North Sinai Governor Al-Sayed Abdel Wahab Mabrouk said the explosion took place at 1 am on Monday when unknown gunmen got out of a car and planted a time bomb beneath the station’s main supply tube in the Bir Al-Abd area, according to eyewitnesses.
Mabrouk condemned the attack confirming that this attempt to stop the production cycle affected the gas supply to cement factories, including Egypt’s armed forces factories and Sinai factories, in addition to the power station and residential areas in Al-Arish.
Investigations are ongoing, he said, adding that no injuries were reported at the station, which is at a distance from residential areas.

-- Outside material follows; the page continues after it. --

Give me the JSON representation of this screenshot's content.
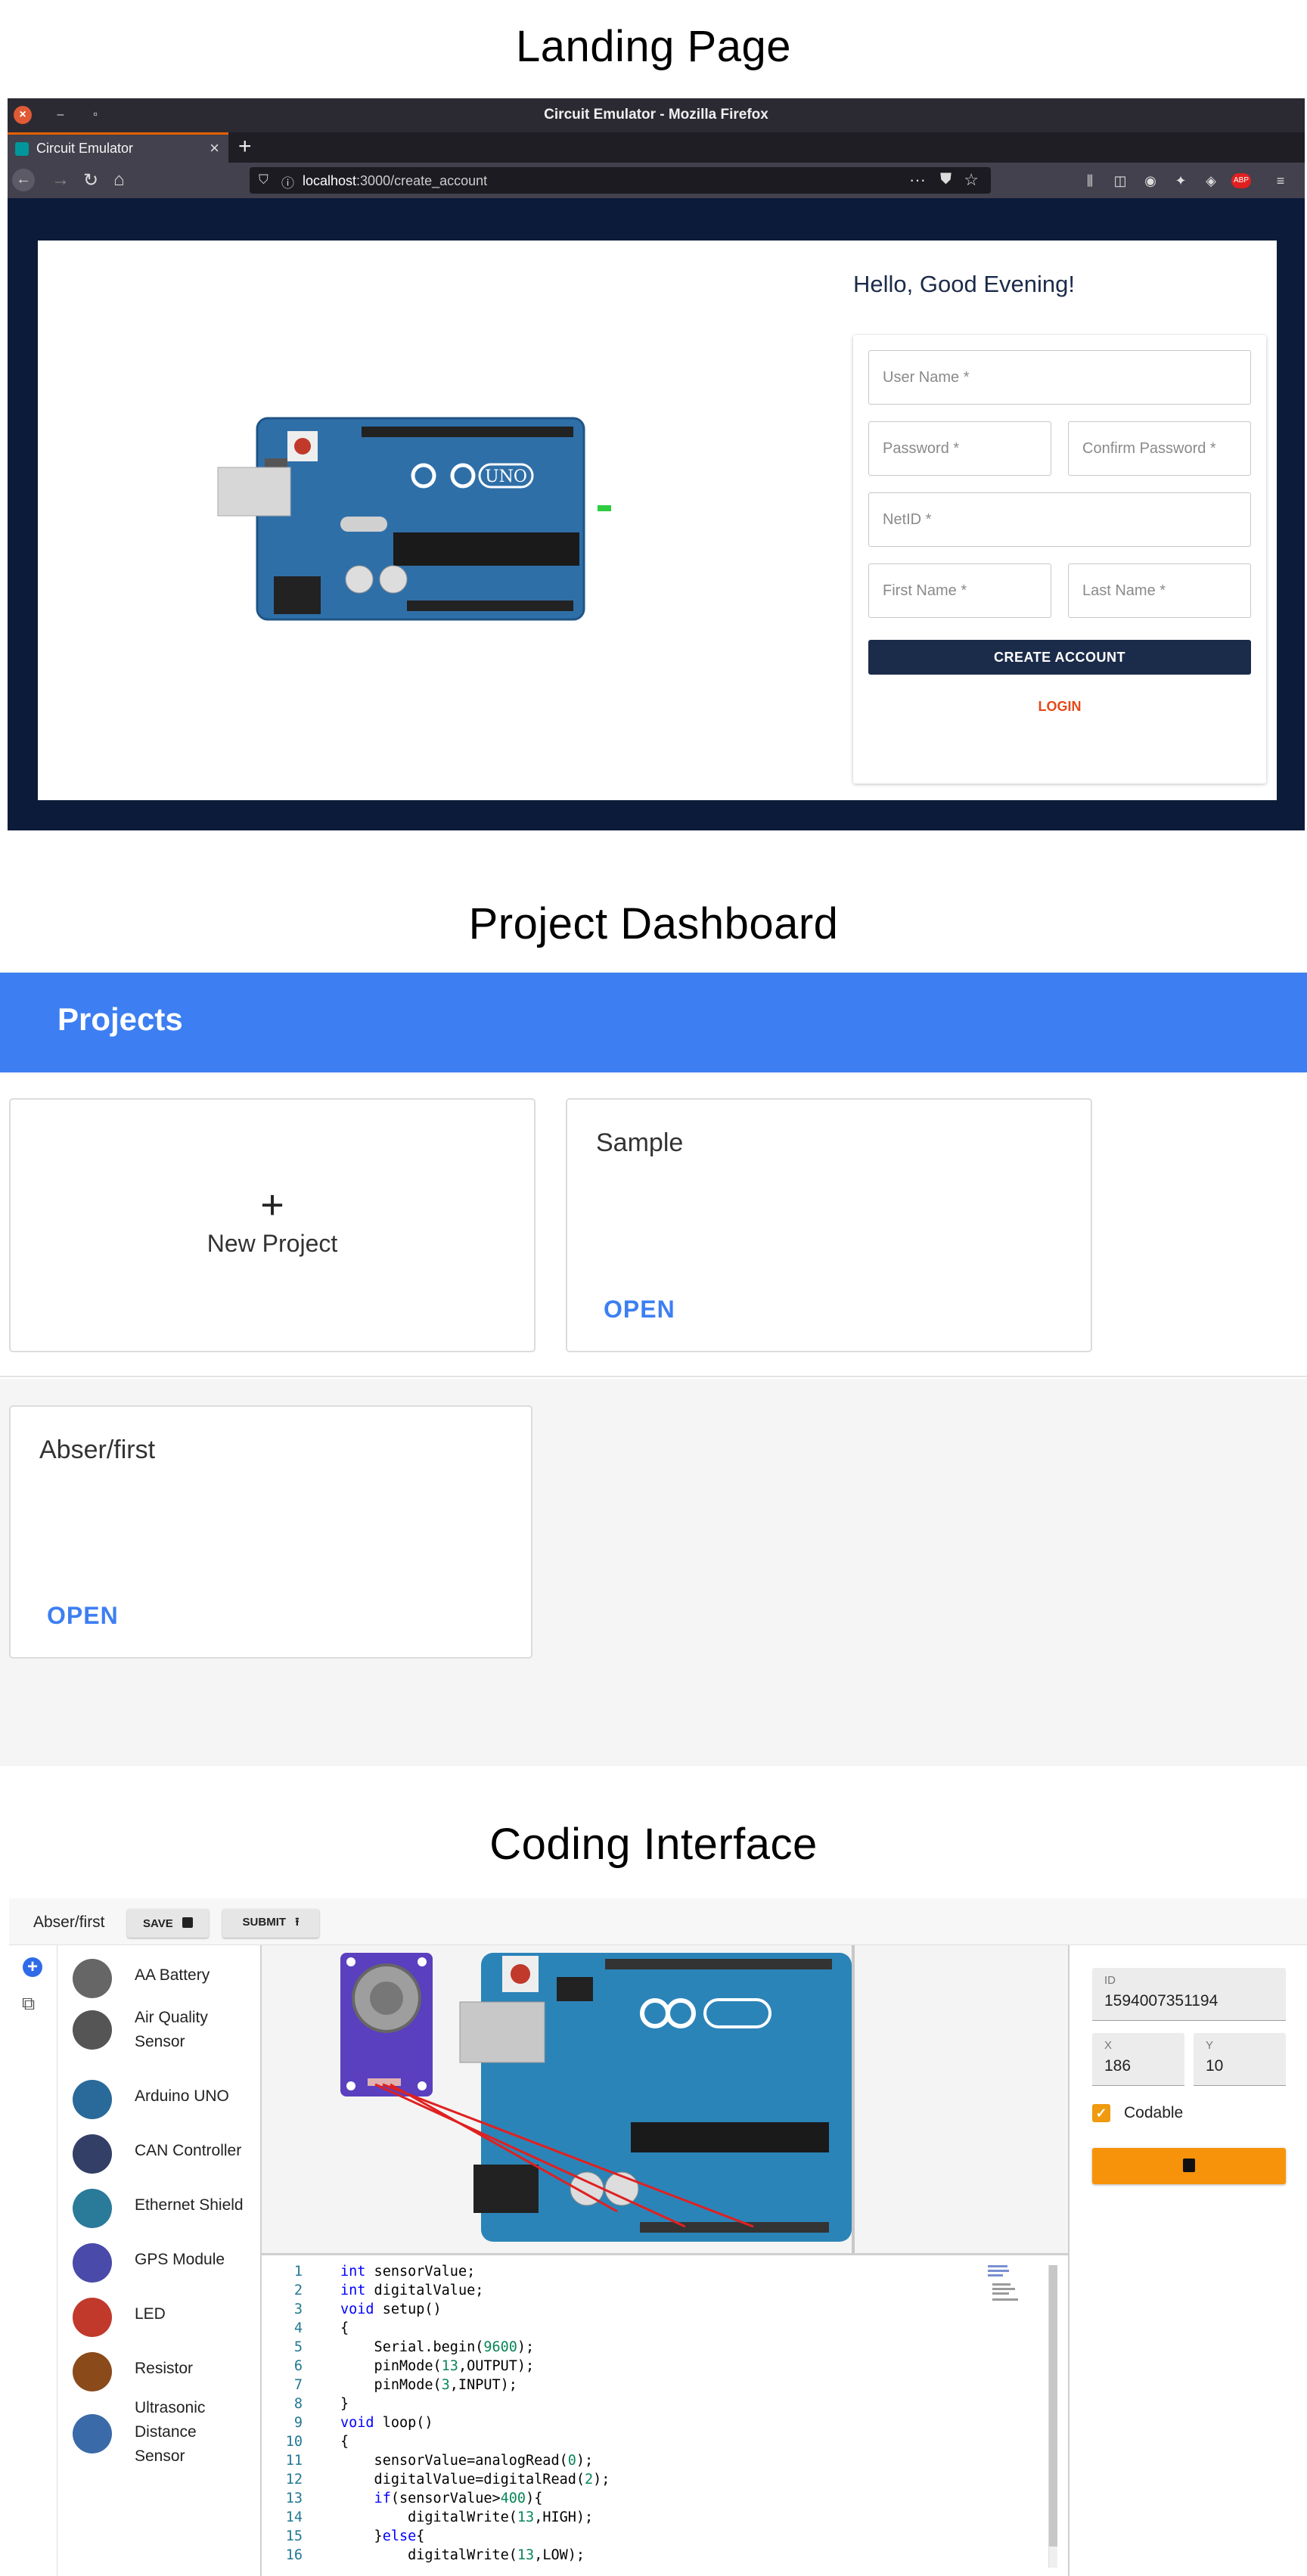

The explosion occurred inside Chamber 2 but security officials said that another bomb was found in Chamber 3 at the same station, which was quickly defused.
Eyewitnesses said the gunmen were the same as those behind the two blasts earlier this year, using the same truck and the same technique.
Meanwhile, an Israeli official on Monday dismissed fears of power cuts as a result of the bomb attack.
“At the moment there is no supply of gas from Egypt,” national infrastructures ministry spokeswoman Maya Etzioni told AFP.
“[But] we are prepared, as always, with alternative solutions, with alternative supplies. There’s gas from Yam Thetis,” she said in reference to an Israeli offshore gas field.
Egypt supplies about 40 percent of Israel’s natural gas, which is used to generate electricity. After the February attack, Israel allowed power stations to use fuel oil or coal in order to avoid blackouts and a drop in the production of electricity.
Israeli security sources said they received intelligence about 10 days ago that “a global Jihadist group” was planning to hit the Sinai pipeline, but added it was too early to say if the organization, which they did not name, was behind Monday’s attack.
The two previous attacks were believed to be the work of disgruntled Bedouins in northern Sinai during the mass protests which toppled the regime of former president Hosni Mubarak, they said.
This time, however, the attackers were believed to have come from the Gaza Strip, they said, without elaborating.
Although Yam Thetis is nearing depletion Israel is accelerating efforts to bring its Tamar and Leviathan fields online and last week an Israeli energy company said it had discovered two more offshore fields.
An April 27 attack on the pipeline in Al-Sabil area of north Sinai cut off international gas supplies. In February, attackers blew up a section of the pipeline in the town of Lihfren, also in north Sinai, near the Gaza Strip.